ワディム・レーピンと仲間たち/室内楽の夕べ
12月1日(月)ザ・シンフォニーホールへ。
ロシア出身のワディム・レーピン(ヴァイオリン)、アレクサンドル・クニャーゼフ(チェロ)、アンドレイ・コロベイニコフ(ピアノ)で、
- ラフマニノフ:悲しみの三重奏曲 第1番
- チャイコフスキー:アンダンテ・カンタービレ
(チェロとピアノ編) - ドビュッシー:ヴァイオリン・ソナタ
- ラヴェル:ツィガーヌ
- ポンセ:エストレリータ(第1部アンコール)
- チャイコフスキー:ピアノ三重奏曲「偉大な芸術家の思い出に」
- スクリャービン:エチュード OP.42-5
- バッハ:無伴奏チェロ組曲 第2番より「サラバンド」
- クライスラー:中国の太鼓(以上3曲、第2部アンコール)
なんとアンコールが前半・後半合わせて4曲。ピアノ独奏、チェロ独奏、ヴァイオリン&ピアノと、組み合わせも多岐にわたり、開演19時ー終演21時40分の長丁場!サービス精神旺盛な若者たちだ(レーピンは今年43歳だけれど)。
ラフマニノフでは誰もいないシベリアの大雪原に、風だけが吹き荒ぶ情景が頭に浮かんだ。茫洋とした寂寞感。最後は「偉大な芸術家の思い出に」を彷彿とさせる葬送行進曲の歩みとなる。
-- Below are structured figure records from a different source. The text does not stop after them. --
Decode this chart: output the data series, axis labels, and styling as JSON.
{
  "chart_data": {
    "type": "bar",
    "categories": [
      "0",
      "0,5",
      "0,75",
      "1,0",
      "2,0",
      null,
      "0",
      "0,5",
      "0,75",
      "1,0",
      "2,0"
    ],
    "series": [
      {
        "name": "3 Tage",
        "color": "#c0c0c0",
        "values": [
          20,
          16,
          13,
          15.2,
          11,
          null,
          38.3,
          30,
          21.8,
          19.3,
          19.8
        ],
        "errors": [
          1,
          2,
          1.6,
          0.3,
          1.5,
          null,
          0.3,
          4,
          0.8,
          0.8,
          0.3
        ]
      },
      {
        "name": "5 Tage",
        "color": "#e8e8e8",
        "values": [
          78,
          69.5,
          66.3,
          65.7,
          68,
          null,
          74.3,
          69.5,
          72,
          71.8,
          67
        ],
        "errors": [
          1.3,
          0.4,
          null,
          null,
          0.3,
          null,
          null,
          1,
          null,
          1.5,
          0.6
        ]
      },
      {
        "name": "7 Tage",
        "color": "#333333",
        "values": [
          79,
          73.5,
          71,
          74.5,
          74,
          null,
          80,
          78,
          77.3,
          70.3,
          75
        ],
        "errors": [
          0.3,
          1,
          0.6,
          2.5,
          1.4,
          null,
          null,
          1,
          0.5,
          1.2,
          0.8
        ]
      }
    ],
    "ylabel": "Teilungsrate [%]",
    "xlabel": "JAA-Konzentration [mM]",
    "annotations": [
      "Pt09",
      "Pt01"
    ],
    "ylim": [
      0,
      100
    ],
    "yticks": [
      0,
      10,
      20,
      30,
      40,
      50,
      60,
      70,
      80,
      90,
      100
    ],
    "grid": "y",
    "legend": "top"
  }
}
アンダンテ・カンタービレは耳が腐るくらい聴いてきたが、今回初めてロシア民謡「ヴォルガの舟歌」の木霊(エコー)が曲中に忍ばされていることを発見!そこで調べてみると案の定、チャイコフスキーはウクライナの労働歌を基に作曲したという。なお、トルストイがこれを聴いて号泣したという逸話も残っており、農民を愛した小説家らしいなと想った(ヴォルガの舟歌は舟曳き人夫たちが口ずさんでいた歌をバラキエフが採譜したもので、その多くは貧農小作人や放浪者たちであったという)。
ドビュッシーのソナタでレーピンはノン・ヴィブラートを多用。しかし艶っぽい雰囲気を巧みに醸し出す。ツィガーヌも妖艶。深く濃密な音で肩の力が抜けた柔らかい弾き方。
チャイコフスキーのピアノ・トリオはヴァイオリンが禁欲的で辛口。抑制が効いている。一方のチェロは感情が迸り、よく歌う。対照的な両者は相反するひとりの感情を表現しているのではないだろうか?ピアノが亡き友人ニコライ・ルビンシテインの幻の役割を担い(コロコロと指がよく転がり、達者な演奏)、チェロが作曲家の「躁(そう)」の部分、ヴァイオリンが「鬱(うつ)」の部分を担当、少なくとも今回の演奏はそういう解釈だと僕には感じられた。因みにチャイコフスキーが躁うつ病であったことは余りにも有名である。
豊かな実りのある演奏会であった。